Andy Murray has urged British tennis chiefs to slash the amount of funding given to players to let more of them earn their own money.
Murray, Britain's best male player in some 70 years, is now third in the world rankings and last week saw an 18-match unbeaten run end with defeat by Tomas Berdych in the quarter-finals of the Paris Masters.
The Scot, speaking ahead of the start of the ATP World Tour finals in London on Sunday, cited the example of tennis powerhouse Spain as one Britain ought to follow in its quest for success.
Murray, who joined a tennis academy in Spain at the age of 15, told the Daily Mail: "Do you know that in Spain, at 18, your funding stops?
"From there, you get nothing that you cannot earn for yourself. We're funding guys to (the age of) 27, 28 - while in the most successful tennis nation in the world you're basically on your own. Maybe there's something in that.
"When I went to Spain, from the best players to the worst players we were all taught the same way, all given the same drills," the 24-year-old added.
"They had a structure and they stuck to it.
"Go to our national centre and you've got 10 different nationalities all coaching a different way.
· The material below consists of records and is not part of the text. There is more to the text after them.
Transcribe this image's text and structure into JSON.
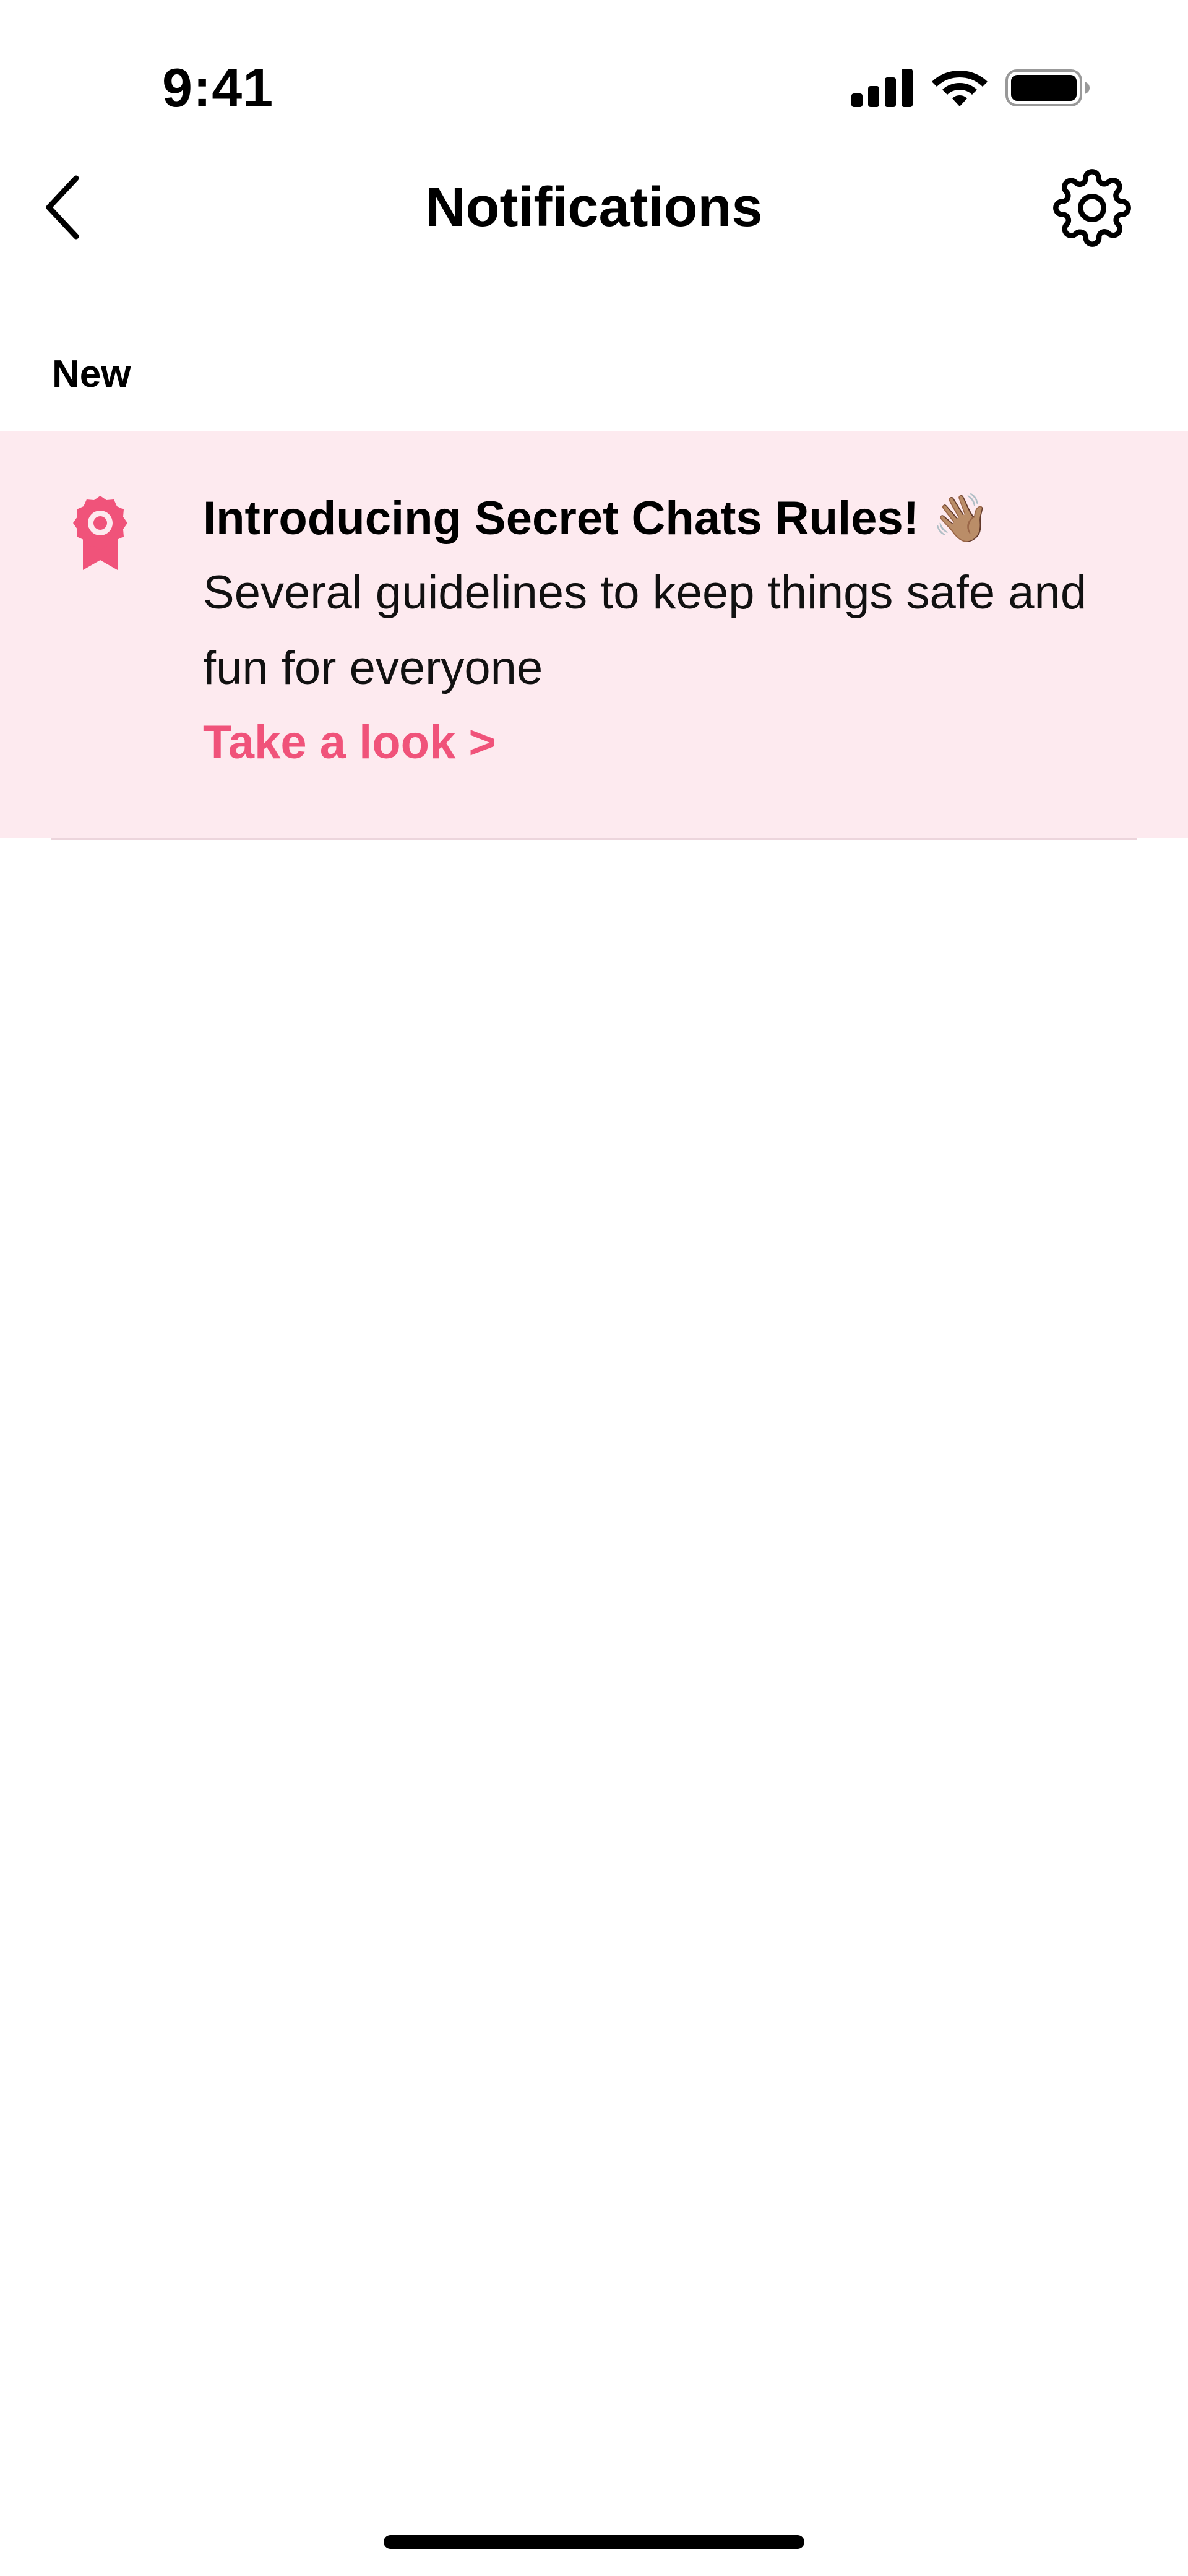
{
  "status_bar": {
    "time": "9:41",
    "icons": [
      "cellular-signal-icon",
      "wifi-icon",
      "battery-icon"
    ]
  },
  "nav": {
    "back_icon": "chevron-left-icon",
    "title": "Notifications",
    "settings_icon": "gear-icon"
  },
  "sections": {
    "new_label": "New"
  },
  "notification": {
    "icon": "award-ribbon-icon",
    "title": "Introducing Secret Chats Rules! 👋🏽",
    "body": "Several guidelines to keep things safe and fun for everyone",
    "link": "Take a look >"
  },
  "colors": {
    "accent": "#f0537a",
    "card_background": "#fdeaef",
    "divider": "#ecd5dc"
  }
}
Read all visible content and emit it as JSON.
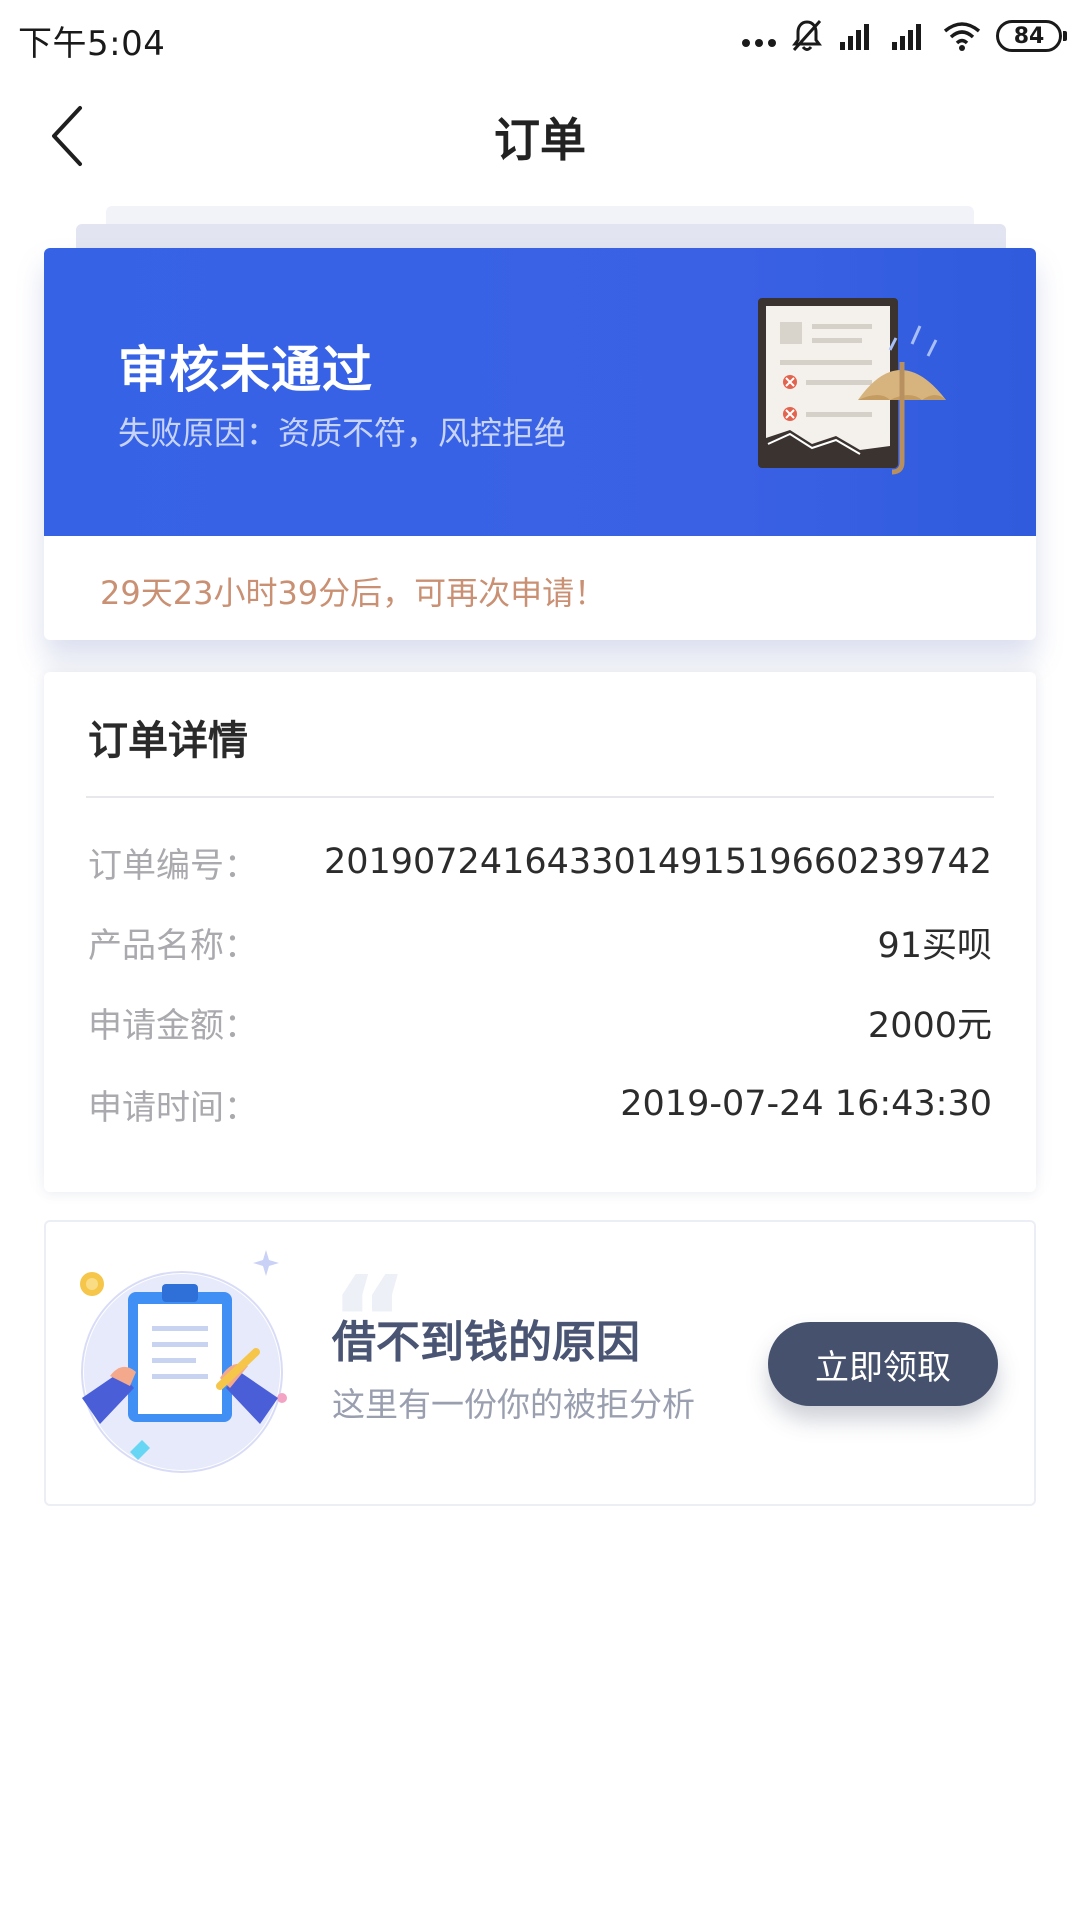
{
  "status_bar": {
    "time": "下午5:04",
    "battery": "84",
    "icons": [
      "more-dots-icon",
      "mute-icon",
      "signal-icon",
      "signal-icon",
      "wifi-icon",
      "battery-icon"
    ]
  },
  "nav": {
    "title": "订单",
    "back_icon": "chevron-left-icon"
  },
  "status_card": {
    "title": "审核未通过",
    "reason": "失败原因：资质不符，风控拒绝",
    "countdown": "29天23小时39分后，可再次申请！",
    "colors": {
      "banner": "#3663e6",
      "countdown": "#c99073"
    }
  },
  "order_detail": {
    "heading": "订单详情",
    "rows": [
      {
        "label": "订单编号：",
        "value": "2019072416433014915196602397​42"
      },
      {
        "label": "产品名称：",
        "value": "91买呗"
      },
      {
        "label": "申请金额：",
        "value": "2000元"
      },
      {
        "label": "申请时间：",
        "value": "2019-07-24 16:43:30"
      }
    ]
  },
  "promo": {
    "title": "借不到钱的原因",
    "subtitle": "这里有一份你的被拒分析",
    "button_label": "立即领取",
    "colors": {
      "button": "#46516e"
    }
  }
}
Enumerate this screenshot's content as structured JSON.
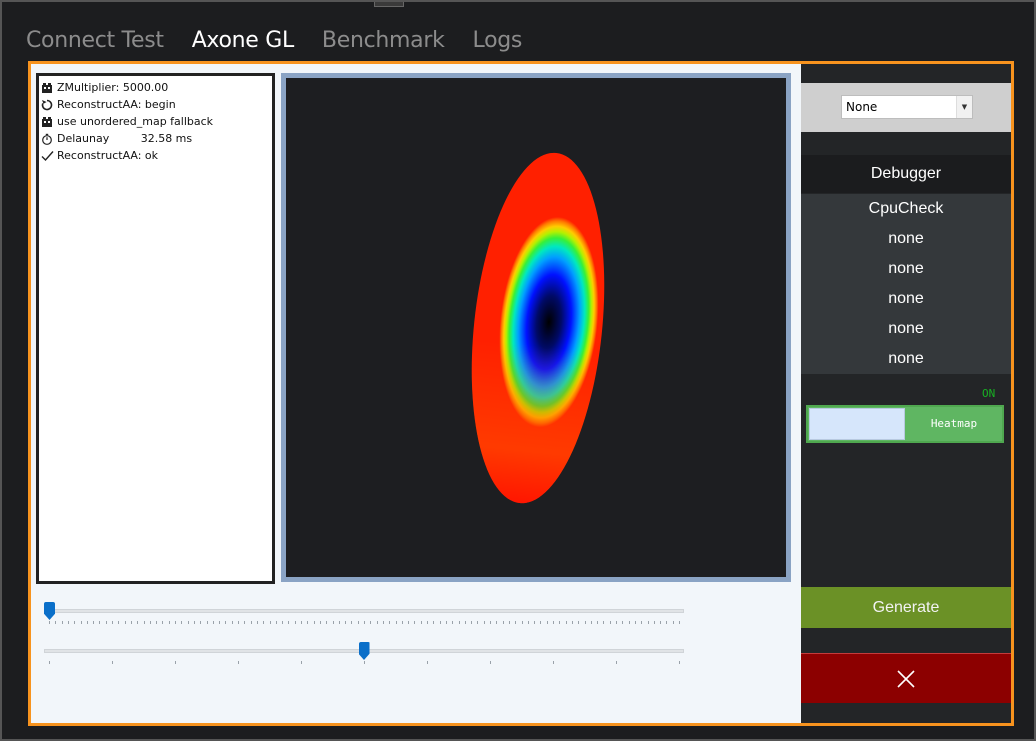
{
  "tabs": [
    {
      "label": "Connect Test",
      "active": false
    },
    {
      "label": "Axone GL",
      "active": true
    },
    {
      "label": "Benchmark",
      "active": false
    },
    {
      "label": "Logs",
      "active": false
    }
  ],
  "log": [
    {
      "icon": "film-icon",
      "text": "ZMultiplier: 5000.00"
    },
    {
      "icon": "refresh-icon",
      "text": "ReconstructAA: begin"
    },
    {
      "icon": "film-icon",
      "text": "use unordered_map fallback"
    },
    {
      "icon": "stopwatch-icon",
      "text": "Delaunay         32.58 ms"
    },
    {
      "icon": "checkmark-icon",
      "text": "ReconstructAA: ok"
    }
  ],
  "sliders": [
    {
      "value_fraction": 0.0
    },
    {
      "value_fraction": 0.5
    }
  ],
  "dropdown": {
    "selected": "None"
  },
  "debugger": {
    "title": "Debugger",
    "items": [
      "CpuCheck",
      "none",
      "none",
      "none",
      "none",
      "none"
    ]
  },
  "toggle": {
    "state_label": "ON",
    "label": "Heatmap",
    "on": true
  },
  "generate_label": "Generate",
  "colors": {
    "accent": "#f7931e",
    "generate": "#6b9126",
    "close": "#8c0000",
    "toggle_on": "#5fb662"
  }
}
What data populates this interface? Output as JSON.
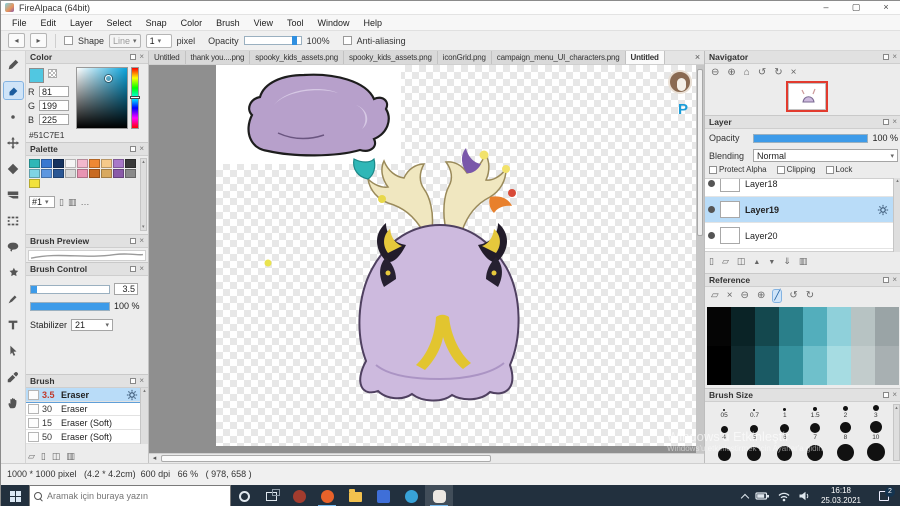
{
  "window": {
    "title": "FireAlpaca (64bit)"
  },
  "menubar": {
    "items": [
      "File",
      "Edit",
      "Layer",
      "Select",
      "Snap",
      "Color",
      "Brush",
      "View",
      "Tool",
      "Window",
      "Help"
    ]
  },
  "toolbar": {
    "shape_label": "Shape",
    "shape_value": "Line",
    "width_value": "1",
    "width_unit": "pixel",
    "opacity_label": "Opacity",
    "opacity_value": "100%",
    "antialiasing_label": "Anti-aliasing"
  },
  "tabs": {
    "items": [
      {
        "label": "Untitled",
        "active": false
      },
      {
        "label": "thank you....png",
        "active": false
      },
      {
        "label": "spooky_kids_assets.png",
        "active": false
      },
      {
        "label": "spooky_kids_assets.png",
        "active": false
      },
      {
        "label": "iconGrid.png",
        "active": false
      },
      {
        "label": "campaign_menu_UI_characters.png",
        "active": false
      },
      {
        "label": "Untitled",
        "active": true
      }
    ]
  },
  "tools": {
    "items": [
      "brush",
      "eraser",
      "dot",
      "move",
      "fill",
      "gradient",
      "select",
      "lasso",
      "magic-wand",
      "select-pen",
      "text",
      "operation",
      "eyedropper",
      "hand"
    ],
    "selected": "eraser"
  },
  "color_panel": {
    "title": "Color",
    "channels": [
      {
        "label": "R",
        "value": "81"
      },
      {
        "label": "G",
        "value": "199"
      },
      {
        "label": "B",
        "value": "225"
      }
    ],
    "hex": "#51C7E1",
    "current_color": "#51C7E1"
  },
  "palette_panel": {
    "title": "Palette",
    "set_label": "#1",
    "colors": [
      "#2fb7b7",
      "#3a78d0",
      "#16335f",
      "#f5f5f5",
      "#f2b8cc",
      "#ee8833",
      "#f5c98a",
      "#a878c8",
      "#3a3a3a",
      "#7fd4e4",
      "#5e97e0",
      "#2a5795",
      "#d9d9d9",
      "#e893b2",
      "#c86a21",
      "#d8a95f",
      "#8a5aa8",
      "#8a8a8a",
      "#f2e23c"
    ]
  },
  "brush_preview_panel": {
    "title": "Brush Preview"
  },
  "brush_control_panel": {
    "title": "Brush Control",
    "size_value": "3.5",
    "opacity_value": "100 %",
    "stabilizer_label": "Stabilizer",
    "stabilizer_value": "21"
  },
  "brush_panel": {
    "title": "Brush",
    "items": [
      {
        "size": "3.5",
        "name": "Eraser",
        "selected": true
      },
      {
        "size": "30",
        "name": "Eraser",
        "selected": false
      },
      {
        "size": "15",
        "name": "Eraser (Soft)",
        "selected": false
      },
      {
        "size": "50",
        "name": "Eraser (Soft)",
        "selected": false
      }
    ]
  },
  "navigator_panel": {
    "title": "Navigator"
  },
  "layer_panel": {
    "title": "Layer",
    "opacity_label": "Opacity",
    "opacity_value": "100 %",
    "blending_label": "Blending",
    "blending_value": "Normal",
    "checkboxes": [
      "Protect Alpha",
      "Clipping",
      "Lock"
    ],
    "layers": [
      {
        "name": "Layer18",
        "selected": false
      },
      {
        "name": "Layer19",
        "selected": true
      },
      {
        "name": "Layer20",
        "selected": false
      }
    ]
  },
  "reference_panel": {
    "title": "Reference",
    "cells": [
      [
        "#050505",
        "#0a2326",
        "#14484e",
        "#2a7f8a",
        "#53aebc",
        "#8fd0da",
        "#b7c3c3",
        "#9aa4a6"
      ],
      [
        "#000000",
        "#102a2e",
        "#1a5a64",
        "#36929e",
        "#6fc0cb",
        "#a6dce2",
        "#c2cccc",
        "#a8b0b2"
      ]
    ]
  },
  "brush_size_panel": {
    "title": "Brush Size",
    "rows": [
      {
        "labels": [
          "05",
          "0.7",
          "1",
          "1.5",
          "2",
          "3"
        ],
        "dots": [
          2,
          2,
          3,
          4,
          5,
          6
        ]
      },
      {
        "labels": [
          "4",
          "5",
          "6",
          "7",
          "8",
          "10"
        ],
        "dots": [
          7,
          8,
          9,
          10,
          11,
          12
        ]
      },
      {
        "labels": [
          "",
          "",
          "",
          "",
          "",
          ""
        ],
        "dots": [
          13,
          14,
          15,
          16,
          17,
          18
        ]
      }
    ]
  },
  "canvas": {
    "zoom": "66 %",
    "paypal_label": "P"
  },
  "status_bar": {
    "text": "1000 * 1000 pixel   (4.2 * 4.2cm)  600 dpi   66 %   ( 978, 658 )"
  },
  "watermark": {
    "line1": "Windows'u Etkinleştir",
    "line2": "Windows'u etkinleştirmek için Ayarlar'a gidin."
  },
  "taskbar": {
    "search_placeholder": "Aramak için buraya yazın",
    "time": "16:18",
    "date": "25.03.2021",
    "badge": "2",
    "apps": [
      {
        "name": "app-red",
        "color": "#a33c2e",
        "shape": "circle",
        "running": false,
        "active": false
      },
      {
        "name": "firefox",
        "color": "#e8622a",
        "shape": "circle",
        "running": true,
        "active": false
      },
      {
        "name": "explorer",
        "color": "#f2c14e",
        "shape": "folder",
        "running": false,
        "active": false
      },
      {
        "name": "mail",
        "color": "#3f6fd8",
        "shape": "square",
        "running": false,
        "active": false
      },
      {
        "name": "edge",
        "color": "#38a2d8",
        "shape": "circle",
        "running": false,
        "active": false
      },
      {
        "name": "firealpaca",
        "color": "#ece8e2",
        "shape": "blob",
        "running": true,
        "active": true
      }
    ]
  }
}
If we don't get the results straight away, we panic and change direction.
"There is no confidence in our technique, no sense of sticking to an idea, no identity, no consistency in the way we teach tennis, so naturally there is no British style."
Despite Britain's governing Lawn Tennis Association receiving millions of pounds each year from the profits of the Wimbledon Championships, no British man has won a Grand Slam singles title since Fred Perry in 1936.